I'm more of a Peter Schiff follower. You're just looking at one aspect of the equation. For that plan to be successful you need retail buyers, many more episodes of "Flip this House", and for nothing else to go wrong with the economy. LoL.

http://blog.mises.org/archives/009620.asp

That video was the best 1:16 (hour, sixteen) that I spend in the last month.

Anonymous said...

First Tyler, great blog. The one thing I cant work out in my mind yet is why would hedge funds overpay massively for these assets when they are looking at 10% losses if they do. To me the cheap financing enables them to get more aggresive with their bids, but not to the point of insanity. An "asset" you think is worth $0.50 might be worth $0.55 given the cheap financing and limited risk, but certainly its not worth $0.80.

Only if you assume, like Treasury apparently does, that its a liquidity issue would this plan work.

At least that is what is seems like in my amatuer analysis.

Tyler Durden said...

think of it in terms of risk/return: if this plan doesnt work, govt will be forced to buy securities outright. in the near term HFs are hoping to lock in greater fool profits by frontrunning both other buyers and taxpayers themselves. of course, the long term outcome will be very very different.

Anonymous said...

Hm, not sure if I understand this correctly, but what does stop two banks of doing the following: bank A goes to auction of bank B, bids all the toxic assets up to the maximum (i.e., face value). Bank B does the same at the auction of bank A. After this 'operation', the two banks have exchanged their toxic assets (let's say the face value of both groups of assets are the same), with the small but important difference that both banks now have now additionally received 90% of the face value of their sold toxic assets as cash.

Anonymous said...

Of course, the long term outcome will be very very different.

Oh me, oh my!

Anonymous said...

With expanded TALF 2.0, can't private investors then bid up the price of troubled asset, so long as US Treasure is willing to buy them back using TALF 2.0? If the private investors are told the criteria and pricing for "old, illiquid and lower-rated securities", can't they repackage what they bought and sell them right away to the government w a profit? If the Treasure wants to inflate the price of "troubled asset" and get them off banks balance sheet, all they need to do is to accept it with little haircut with loose criteria?!

Anonymous said...

The short term outcome might be very different too. Who knows what kind of "sure thing" Citi-esque arbs the HF's are going to try to milk, only to find out it's a bull.

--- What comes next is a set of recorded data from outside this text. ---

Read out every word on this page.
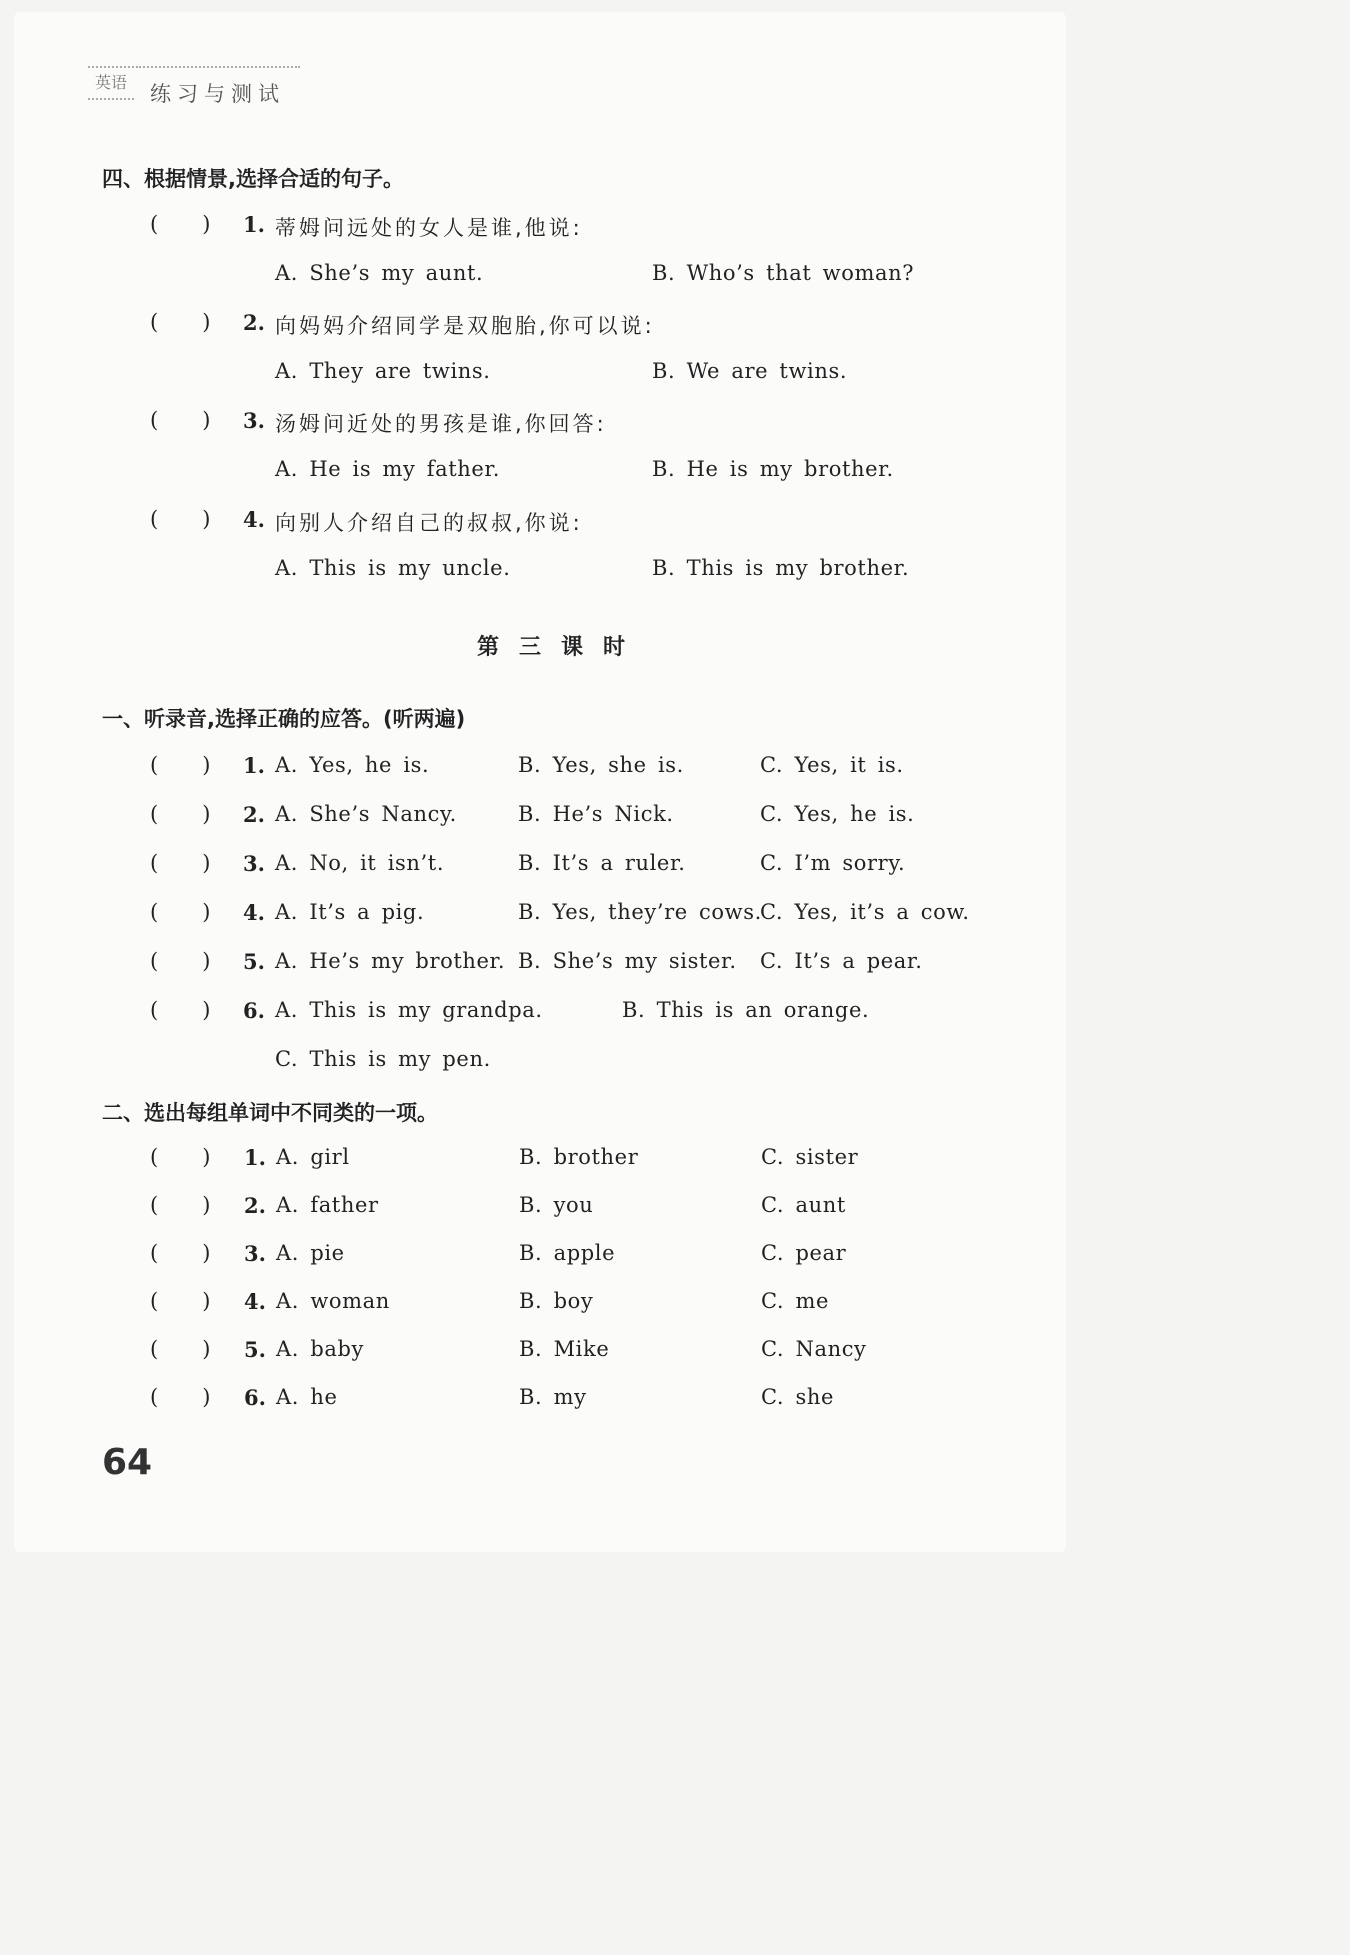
英语	练习与测试
四、根据情景,选择合适的句子。
( ) 1. 蒂姆问远处的女人是谁,他说:
A. She’s my aunt.	B. Who’s that woman?
( ) 2. 向妈妈介绍同学是双胞胎,你可以说:
A. They are twins.	B. We are twins.
( ) 3. 汤姆问近处的男孩是谁,你回答:
A. He is my father.	B. He is my brother.
( ) 4. 向别人介绍自己的叔叔,你说:
A. This is my uncle.	B. This is my brother.
第三课时
一、听录音,选择正确的应答。(听两遍)
( ) 1. A. Yes, he is.	B. Yes, she is.	C. Yes, it is.
( ) 2. A. She’s Nancy.	B. He’s Nick.	C. Yes, he is.
( ) 3. A. No, it isn’t.	B. It’s a ruler.	C. I’m sorry.
( ) 4. A. It’s a pig.	B. Yes, they’re cows.
C. Yes, it’s a cow.
( ) 5. A. He’s my brother. B. She’s my sister. C. It’s a pear.
( ) 6. A. This is my grandpa.	B. This is an orange.
C. This is my pen.
二、选出每组单词中不同类的一项。
( ) 1. A. girl	B. brother	C. sister
( ) 2. A. father	B. you	C. aunt
( ) 3. A. pie	B. apple	C. pear
( ) 4. A. woman	B. boy	C. me
( ) 5. A. baby	B. Mike	C. Nancy
( ) 6. A. he	B. my	C. she
64
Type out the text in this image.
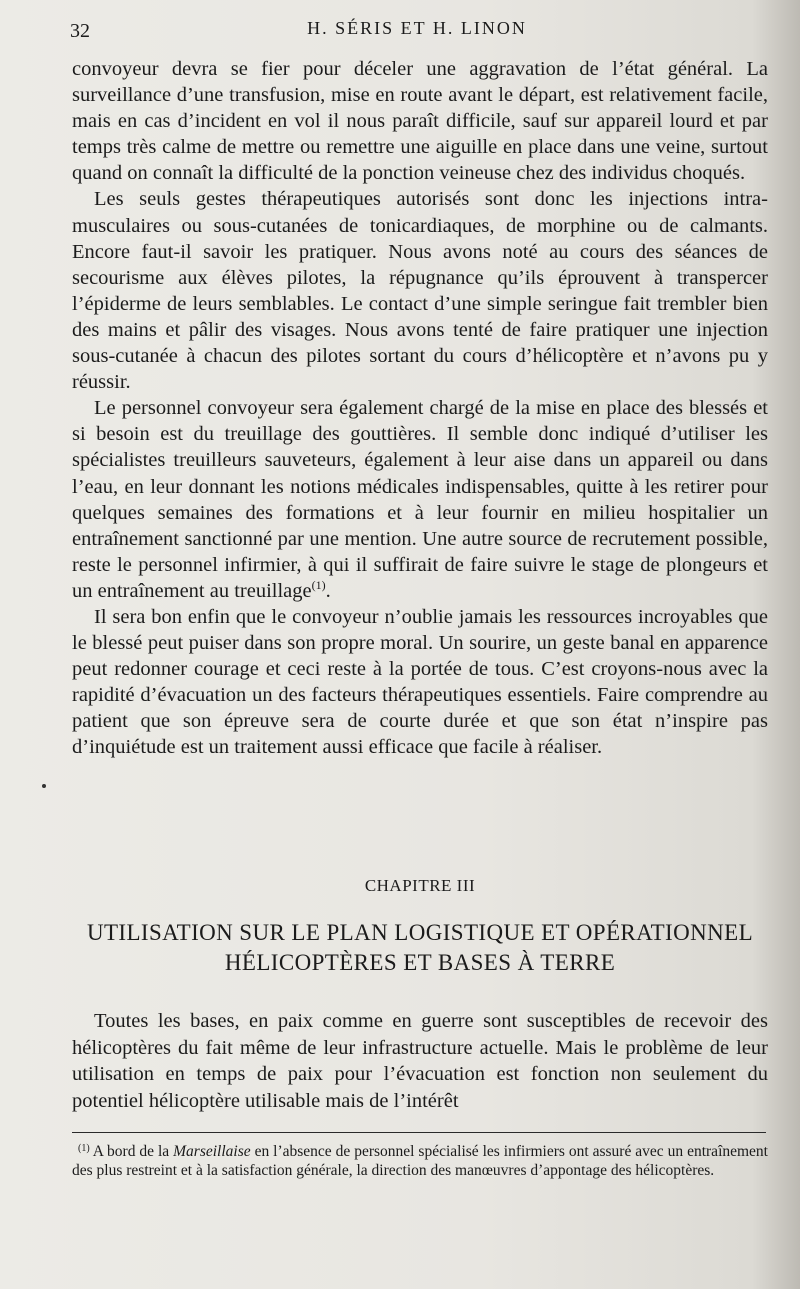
32	H. SÉRIS ET H. LINON

convoyeur devra se fier pour déceler une aggravation de l’état général. La surveillance d’une transfusion, mise en route avant le départ, est relativement facile, mais en cas d’incident en vol il nous paraît difficile, sauf sur appareil lourd et par temps très calme de mettre ou remettre une aiguille en place dans une veine, surtout quand on connaît la difficulté de la ponction veineuse chez des individus choqués.

Les seuls gestes thérapeutiques autorisés sont donc les injections intra-musculaires ou sous-cutanées de tonicardiaques, de morphine ou de calmants. Encore faut-il savoir les pratiquer. Nous avons noté au cours des séances de secourisme aux élèves pilotes, la répugnance qu’ils éprouvent à transpercer l’épiderme de leurs semblables. Le contact d’une simple seringue fait trembler bien des mains et pâlir des visages. Nous avons tenté de faire pratiquer une injection sous-cutanée à chacun des pilotes sortant du cours d’hélicoptère et n’avons pu y réussir.

Le personnel convoyeur sera également chargé de la mise en place des blessés et si besoin est du treuillage des gouttières. Il semble donc indiqué d’utiliser les spécialistes treuilleurs sauveteurs, également à leur aise dans un appareil ou dans l’eau, en leur donnant les notions médicales indispensables, quitte à les retirer pour quelques semaines des formations et à leur fournir en milieu hospitalier un entraînement sanctionné par une mention. Une autre source de recrutement possible, reste le personnel infirmier, à qui il suffirait de faire suivre le stage de plongeurs et un entraînement au treuillage$^{(1)}$.

Il sera bon enfin que le convoyeur n’oublie jamais les ressources incroyables que le blessé peut puiser dans son propre moral. Un sourire, un geste banal en apparence peut redonner courage et ceci reste à la portée de tous. C’est croyons-nous avec la rapidité d’évacuation un des facteurs thérapeutiques essentiels. Faire comprendre au patient que son épreuve sera de courte durée et que son état n’inspire pas d’inquiétude est un traitement aussi efficace que facile à réaliser.

CHAPITRE III
UTILISATION SUR LE PLAN LOGISTIQUE ET OPÉRATIONNEL
HÉLICOPTÈRES ET BASES À TERRE

Toutes les bases, en paix comme en guerre sont susceptibles de recevoir des hélicoptères du fait même de leur infrastructure actuelle. Mais le problème de leur utilisation en temps de paix pour l’évacuation est fonction non seulement du potentiel hélicoptère utilisable mais de l’intérêt

$^{(1)}$ A bord de la Marseillaise en l’absence de personnel spécialisé les infirmiers ont assuré avec un entraînement des plus restreint et à la satisfaction générale, la direction des manœuvres d’appontage des hélicoptères.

All this stuff ran on the income being stripped off securities generated by increasingly indebted households and businesses. It isn't there anymore.

We've already seen in Goldman/AIG how the predators begin eating each other when there's no more prey.

Anonymous said...

well, there's a little problem. why you guys think there was little or no interest from HF community in TALF program last week? very simple: HFs don't want to be in a situation where a group of morons in DC will rewrite the law in 6 months and limit comp in HFs that participated in a govie program or choose to tax those HFs in the only acceptable way (i.e. @ 90%)

Anonymous said...

another way of putting this

it's almost like the UST is asking private equity to bail them out.

recapitalize me, i will give you warrants

Talitha Halostar said...

Helicopter Ben Bernanke is swamping us with Massive Quantitative Easing....The Undertow is likely to destroy us all!